People who live with clinical depression must also suffer the ‘trial and error’ approach that psychiatrists take when prescribing antidepressants. A new study signifies the beginning of the end of guess-work. In it, a blood test predicts who responds well to a novel treatment for depression, and who might even fair worse.
“We haven’t had a test like this in psychiatry before,” says Andy Miller, a professor of psychiatry at Emory University and an author on the study in Archives of General Psychiatry. “There is no brain-scan, no physiological measure that tells you whether a patient will respond to one drug more than another.”

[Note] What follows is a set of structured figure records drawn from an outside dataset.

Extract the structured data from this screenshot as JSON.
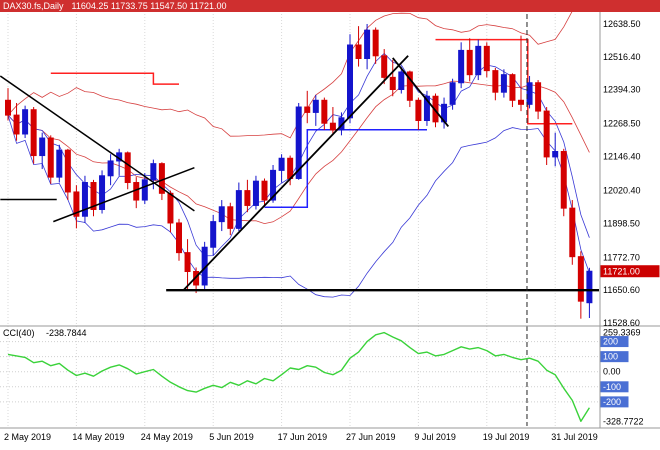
{
  "header": {
    "symbol": "DAX30.fs,Daily",
    "ohlc": "11604.25 11733.75 11547.50 11721.00",
    "bg": "#cf2f2f"
  },
  "chart_data": {
    "type": "candlestick",
    "title": "DAX30.fs Daily chart with CCI(40) indicator",
    "price_axis": {
      "labels": [
        "12638.50",
        "12516.40",
        "12394.30",
        "12268.50",
        "12146.40",
        "12020.40",
        "11898.50",
        "11772.70",
        "11650.60",
        "11528.60"
      ],
      "current": "11721.00",
      "current_badge_color": "#cc0000",
      "ylim": [
        11529,
        12675
      ]
    },
    "x_axis": {
      "labels": [
        {
          "text": "2 May 2019",
          "i": 0
        },
        {
          "text": "14 May 2019",
          "i": 8
        },
        {
          "text": "24 May 2019",
          "i": 16
        },
        {
          "text": "5 Jun 2019",
          "i": 24
        },
        {
          "text": "17 Jun 2019",
          "i": 32
        },
        {
          "text": "27 Jun 2019",
          "i": 40
        },
        {
          "text": "9 Jul 2019",
          "i": 48
        },
        {
          "text": "19 Jul 2019",
          "i": 56
        },
        {
          "text": "31 Jul 2019",
          "i": 64
        }
      ]
    },
    "colors": {
      "up": "#1414cc",
      "down": "#d40000",
      "ma_fast": "#3a3ad6",
      "ma_slow": "#d64040",
      "trend": "#000000",
      "grid": "#d9d9d9"
    },
    "candles": [
      [
        12355,
        12400,
        12280,
        12300
      ],
      [
        12300,
        12345,
        12205,
        12230
      ],
      [
        12230,
        12335,
        12215,
        12320
      ],
      [
        12320,
        12330,
        12120,
        12150
      ],
      [
        12150,
        12235,
        12100,
        12215
      ],
      [
        12215,
        12225,
        12045,
        12070
      ],
      [
        12070,
        12190,
        12050,
        12170
      ],
      [
        12170,
        12175,
        11985,
        12015
      ],
      [
        12015,
        12040,
        11880,
        11925
      ],
      [
        11925,
        12075,
        11900,
        12050
      ],
      [
        12050,
        12060,
        11925,
        11950
      ],
      [
        11950,
        12095,
        11935,
        12075
      ],
      [
        12075,
        12155,
        12040,
        12130
      ],
      [
        12130,
        12175,
        12075,
        12160
      ],
      [
        12160,
        12165,
        12025,
        12050
      ],
      [
        12050,
        12070,
        11955,
        11985
      ],
      [
        11985,
        12085,
        11970,
        12060
      ],
      [
        12060,
        12135,
        12025,
        12120
      ],
      [
        12120,
        12125,
        11985,
        12010
      ],
      [
        12010,
        12020,
        11865,
        11900
      ],
      [
        11900,
        11915,
        11760,
        11790
      ],
      [
        11790,
        11840,
        11655,
        11720
      ],
      [
        11720,
        11735,
        11640,
        11670
      ],
      [
        11670,
        11830,
        11650,
        11810
      ],
      [
        11810,
        11930,
        11780,
        11905
      ],
      [
        11905,
        11985,
        11870,
        11960
      ],
      [
        11960,
        11975,
        11855,
        11880
      ],
      [
        11880,
        12050,
        11870,
        12020
      ],
      [
        12020,
        12060,
        11940,
        11965
      ],
      [
        11965,
        12075,
        11950,
        12055
      ],
      [
        12055,
        12065,
        11960,
        11985
      ],
      [
        11985,
        12115,
        11975,
        12095
      ],
      [
        12095,
        12155,
        12050,
        12140
      ],
      [
        12140,
        12150,
        12040,
        12065
      ],
      [
        12065,
        12345,
        12060,
        12330
      ],
      [
        12330,
        12390,
        12270,
        12310
      ],
      [
        12310,
        12375,
        12260,
        12355
      ],
      [
        12355,
        12365,
        12245,
        12270
      ],
      [
        12270,
        12330,
        12230,
        12245
      ],
      [
        12245,
        12310,
        12225,
        12290
      ],
      [
        12290,
        12600,
        12270,
        12560
      ],
      [
        12560,
        12630,
        12480,
        12510
      ],
      [
        12510,
        12638,
        12470,
        12615
      ],
      [
        12615,
        12625,
        12490,
        12520
      ],
      [
        12520,
        12545,
        12415,
        12440
      ],
      [
        12440,
        12505,
        12370,
        12395
      ],
      [
        12395,
        12480,
        12380,
        12460
      ],
      [
        12460,
        12465,
        12330,
        12355
      ],
      [
        12355,
        12365,
        12245,
        12280
      ],
      [
        12280,
        12390,
        12260,
        12370
      ],
      [
        12370,
        12380,
        12255,
        12275
      ],
      [
        12275,
        12365,
        12250,
        12340
      ],
      [
        12340,
        12435,
        12320,
        12420
      ],
      [
        12420,
        12570,
        12400,
        12540
      ],
      [
        12540,
        12585,
        12425,
        12450
      ],
      [
        12450,
        12580,
        12430,
        12555
      ],
      [
        12555,
        12570,
        12440,
        12465
      ],
      [
        12465,
        12475,
        12355,
        12385
      ],
      [
        12385,
        12470,
        12365,
        12450
      ],
      [
        12450,
        12455,
        12330,
        12355
      ],
      [
        12355,
        12595,
        12315,
        12340
      ],
      [
        12340,
        12445,
        12325,
        12420
      ],
      [
        12420,
        12430,
        12285,
        12315
      ],
      [
        12315,
        12330,
        12115,
        12145
      ],
      [
        12145,
        12235,
        12110,
        12165
      ],
      [
        12165,
        12175,
        11925,
        11955
      ],
      [
        11955,
        11985,
        11745,
        11775
      ],
      [
        11775,
        11795,
        11545,
        11610
      ],
      [
        11604.25,
        11733.75,
        11547.5,
        11721
      ]
    ],
    "overlays": {
      "steps": [
        {
          "color": "#ff2020",
          "points": [
            [
              5,
              12455
            ],
            [
              17,
              12455
            ],
            [
              17,
              12415
            ],
            [
              20,
              12415
            ]
          ]
        },
        {
          "color": "#ff2020",
          "points": [
            [
              50,
              12580
            ],
            [
              60.8,
              12580
            ],
            [
              60.8,
              12268
            ],
            [
              66,
              12268
            ]
          ]
        },
        {
          "color": "#2020ff",
          "points": [
            [
              30,
              11958
            ],
            [
              35,
              11958
            ],
            [
              35,
              12246
            ],
            [
              49,
              12246
            ]
          ]
        }
      ],
      "trendlines": [
        {
          "from": [
            -0.9,
            11987
          ],
          "to": [
            5.7,
            11987
          ],
          "w": 1.5
        },
        {
          "from": [
            -0.9,
            12445
          ],
          "to": [
            21.8,
            11945
          ],
          "w": 1.5
        },
        {
          "from": [
            5.3,
            11905
          ],
          "to": [
            21.8,
            12105
          ],
          "w": 1.5
        },
        {
          "from": [
            20.5,
            11650
          ],
          "to": [
            46.8,
            12520
          ],
          "w": 1.8
        },
        {
          "from": [
            45,
            12512
          ],
          "to": [
            51.5,
            12258
          ],
          "w": 1.8
        }
      ],
      "hline": {
        "price": 11650.6,
        "from": 18.5,
        "to": 69.5
      },
      "vline": {
        "index": 60.7
      }
    },
    "cci": {
      "label": "CCI(40)",
      "value": "-238.7844",
      "color": "#3ad23a",
      "badge_color": "#4a6fd4",
      "levels": [
        200,
        100,
        0,
        -100,
        -200
      ],
      "max_label": "259.3369",
      "min_label": "-328.7722",
      "ylim": [
        -360,
        290
      ],
      "values": [
        115,
        105,
        95,
        60,
        70,
        40,
        55,
        10,
        -25,
        -10,
        -30,
        5,
        30,
        45,
        20,
        -15,
        0,
        15,
        -30,
        -70,
        -100,
        -125,
        -135,
        -110,
        -90,
        -105,
        -70,
        -90,
        -60,
        -80,
        -45,
        -60,
        -20,
        25,
        15,
        40,
        30,
        -5,
        -20,
        10,
        90,
        130,
        200,
        245,
        259.34,
        230,
        205,
        160,
        120,
        130,
        105,
        115,
        140,
        165,
        150,
        160,
        140,
        105,
        115,
        95,
        80,
        90,
        70,
        10,
        -20,
        -110,
        -190,
        -328.77,
        -238.78
      ]
    }
  }
}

The test identifies an inflammatory protein in blood, C-reactive protein or CRP, that indicates internal inflammation. Whereas 62% of depressed participants with high-CRP levels responded well to the new treatment, only 33% of participants with low-CRP levels did.
The correlation was not entirely unexpected because the drug suppresses inflammation, and Miller thinks that inflammation underlies depression in some people. To test whether a potent anti-inflammatory could soothe the malady, his team recruited 60 people who had lived with major depression for over a decade, and who had received no relief from antidepressants.

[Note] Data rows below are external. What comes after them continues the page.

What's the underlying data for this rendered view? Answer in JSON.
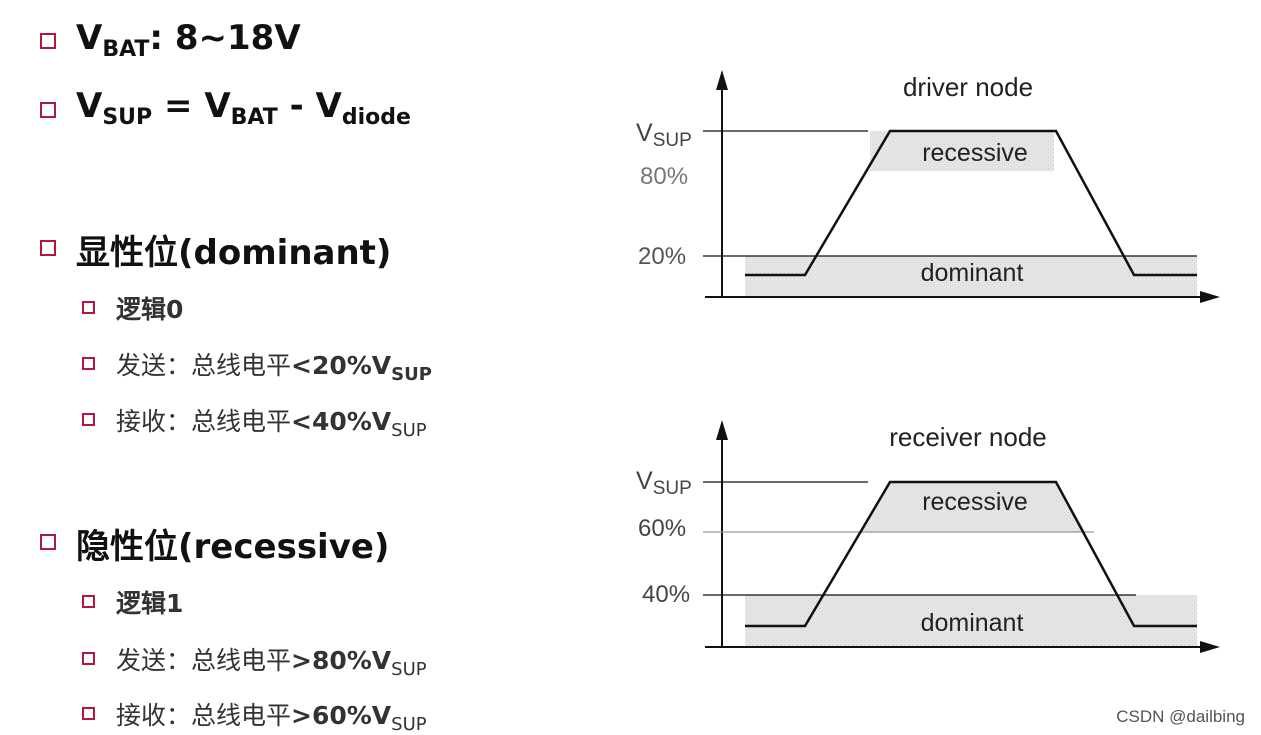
{
  "left": {
    "vbat": {
      "v": "V",
      "sub": "BAT",
      "rest": ": 8~18V"
    },
    "vsup": {
      "v1": "V",
      "sub1": "SUP",
      "eq": " = V",
      "sub2": "BAT",
      "minus": " - V",
      "sub3": "diode"
    },
    "dominant": {
      "title": "显性位(dominant)",
      "logic": "逻辑0",
      "send_prefix": "发送：总线电平",
      "send_value": "<20%V",
      "recv_prefix": "接收：总线电平",
      "recv_value": "<40%V",
      "sub": "SUP"
    },
    "recessive": {
      "title": "隐性位(recessive)",
      "logic": "逻辑1",
      "send_prefix": "发送：总线电平",
      "send_value": ">80%V",
      "recv_prefix": "接收：总线电平",
      "recv_value": ">60%V",
      "sub": "SUP"
    }
  },
  "diagrams": {
    "driver": {
      "title": "driver node",
      "vsup_v": "V",
      "vsup_sub": "SUP",
      "high_label": "80%",
      "low_label": "20%",
      "recessive": "recessive",
      "dominant": "dominant"
    },
    "receiver": {
      "title": "receiver node",
      "vsup_v": "V",
      "vsup_sub": "SUP",
      "high_label": "60%",
      "low_label": "40%",
      "recessive": "recessive",
      "dominant": "dominant"
    }
  },
  "watermark": "CSDN @dailbing",
  "colors": {
    "bullet": "#b3163f",
    "shade": "#e3e3e3"
  }
}
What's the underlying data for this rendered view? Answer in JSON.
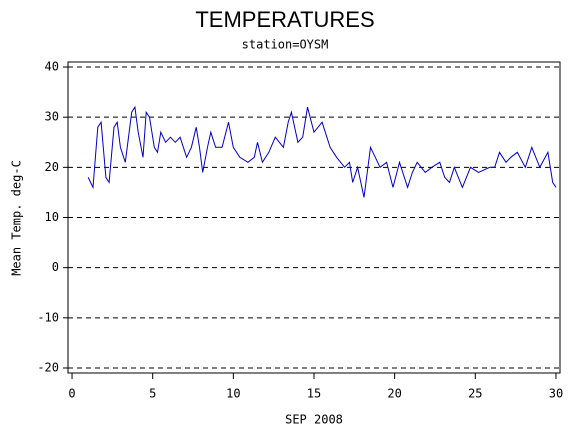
{
  "chart_data": {
    "type": "line",
    "title": "TEMPERATURES",
    "subtitle": "station=OYSM",
    "x_label": "SEP 2008",
    "y_label": "Mean Temp. deg-C",
    "x": [
      1,
      1.3,
      1.6,
      1.8,
      2.1,
      2.3,
      2.6,
      2.8,
      3.0,
      3.3,
      3.7,
      3.9,
      4.1,
      4.4,
      4.6,
      4.8,
      5.1,
      5.3,
      5.5,
      5.8,
      6.1,
      6.4,
      6.7,
      7.1,
      7.4,
      7.7,
      7.9,
      8.1,
      8.4,
      8.6,
      8.9,
      9.3,
      9.7,
      10.0,
      10.4,
      10.9,
      11.3,
      11.5,
      11.8,
      12.2,
      12.6,
      13.1,
      13.4,
      13.6,
      14.0,
      14.3,
      14.6,
      15.0,
      15.5,
      16.0,
      16.4,
      16.9,
      17.2,
      17.4,
      17.7,
      18.1,
      18.5,
      18.8,
      19.1,
      19.5,
      19.9,
      20.3,
      20.8,
      21.1,
      21.4,
      21.9,
      22.3,
      22.8,
      23.1,
      23.4,
      23.7,
      24.2,
      24.7,
      25.2,
      25.9,
      26.2,
      26.5,
      26.9,
      27.2,
      27.6,
      28.1,
      28.5,
      29.0,
      29.5,
      29.8,
      30.0
    ],
    "series": [
      {
        "name": "Mean Temp",
        "color": "#0000c0",
        "values": [
          18,
          16,
          28,
          29,
          18,
          17,
          28,
          29,
          24,
          21,
          31,
          32,
          27,
          22,
          31,
          30,
          24,
          23,
          27,
          25,
          26,
          25,
          26,
          22,
          24,
          28,
          24,
          19,
          24,
          27,
          24,
          24,
          29,
          24,
          22,
          21,
          22,
          25,
          21,
          23,
          26,
          24,
          29,
          31,
          25,
          26,
          32,
          27,
          29,
          24,
          22,
          20,
          21,
          17,
          20,
          14,
          24,
          22,
          20,
          21,
          16,
          21,
          16,
          19,
          21,
          19,
          20,
          21,
          18,
          17,
          20,
          16,
          20,
          19,
          20,
          20,
          23,
          21,
          22,
          23,
          20,
          24,
          20,
          23,
          17,
          16
        ]
      }
    ],
    "xlim": [
      -0.25,
      30.25
    ],
    "xticks": [
      0,
      5,
      10,
      15,
      20,
      25,
      30
    ],
    "ylim": [
      -21,
      41
    ],
    "yticks": [
      -20,
      -10,
      0,
      10,
      20,
      30,
      40
    ],
    "grid": true
  }
}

Half of the participants received monthly treatments of the rheumatoid arthritis drug, Janssen’s Infliximab and half received the placebo. Overall, Infliximab did not appear to work. However, when Miller’s team analyzed how the subset of participants with high-CRP faired, it turns out they responded well to the drug, with a relief from sadness, suicidal thoughts, anxiety, and other symptoms.

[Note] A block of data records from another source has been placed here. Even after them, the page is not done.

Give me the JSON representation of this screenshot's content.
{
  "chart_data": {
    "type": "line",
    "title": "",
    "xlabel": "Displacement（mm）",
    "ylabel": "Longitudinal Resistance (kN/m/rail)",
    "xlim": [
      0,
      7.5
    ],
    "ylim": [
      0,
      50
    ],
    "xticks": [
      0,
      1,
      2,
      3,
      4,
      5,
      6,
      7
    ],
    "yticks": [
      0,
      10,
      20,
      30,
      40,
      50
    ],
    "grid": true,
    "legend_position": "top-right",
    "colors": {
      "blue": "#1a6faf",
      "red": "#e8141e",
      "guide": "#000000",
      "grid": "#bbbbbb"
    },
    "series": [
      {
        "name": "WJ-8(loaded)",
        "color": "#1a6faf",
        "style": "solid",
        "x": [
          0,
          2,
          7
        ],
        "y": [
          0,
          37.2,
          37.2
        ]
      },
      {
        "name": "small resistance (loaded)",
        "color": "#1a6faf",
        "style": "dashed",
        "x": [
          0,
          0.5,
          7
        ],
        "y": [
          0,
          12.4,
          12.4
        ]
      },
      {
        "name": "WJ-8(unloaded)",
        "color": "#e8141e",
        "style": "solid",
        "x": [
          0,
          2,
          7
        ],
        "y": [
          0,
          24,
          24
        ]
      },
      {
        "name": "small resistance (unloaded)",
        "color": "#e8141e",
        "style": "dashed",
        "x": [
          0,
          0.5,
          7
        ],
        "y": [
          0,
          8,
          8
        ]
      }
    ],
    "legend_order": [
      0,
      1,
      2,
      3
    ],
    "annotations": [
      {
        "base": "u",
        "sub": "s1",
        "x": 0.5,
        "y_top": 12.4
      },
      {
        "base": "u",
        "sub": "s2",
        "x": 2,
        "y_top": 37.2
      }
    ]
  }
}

Since the late 1980s, researchers have sporadically hypothesized that inflammation can lead to depression. The theory is that depressed behavior might be beneficial in the short term because it reserves an injured animal’s energy for healing rather than romping around in the sunlight. Although the hypothesis has never received widespread support, researchers have found that some depressed patients indeed bear elevated levels of inflammatory proteins.
Based on the results from this relatively small study, a biologic drug like Infliximab might be a better option in the anti-inflammatory realm than Cox-2 inhibitors like aspirin, which come with untoward side effects, says Miller. Although he knows of no Infliximab-like drug in development for depression, he says companies may be encouraged by his team’s results. What’s more, with a biomarker to predict a response, companies will have a better chance of success.
Robert Dantzer, a neuroimmunologist at MD Anderson Cancer Center in Houston, Texas notes that some of the participants in the low-CRP group faired worse on Infliximab than on placebo. Thus, the CRP-test could be as important a tool for excluding depressed patients from taking anti-inflammatory therapies than one to predict responders.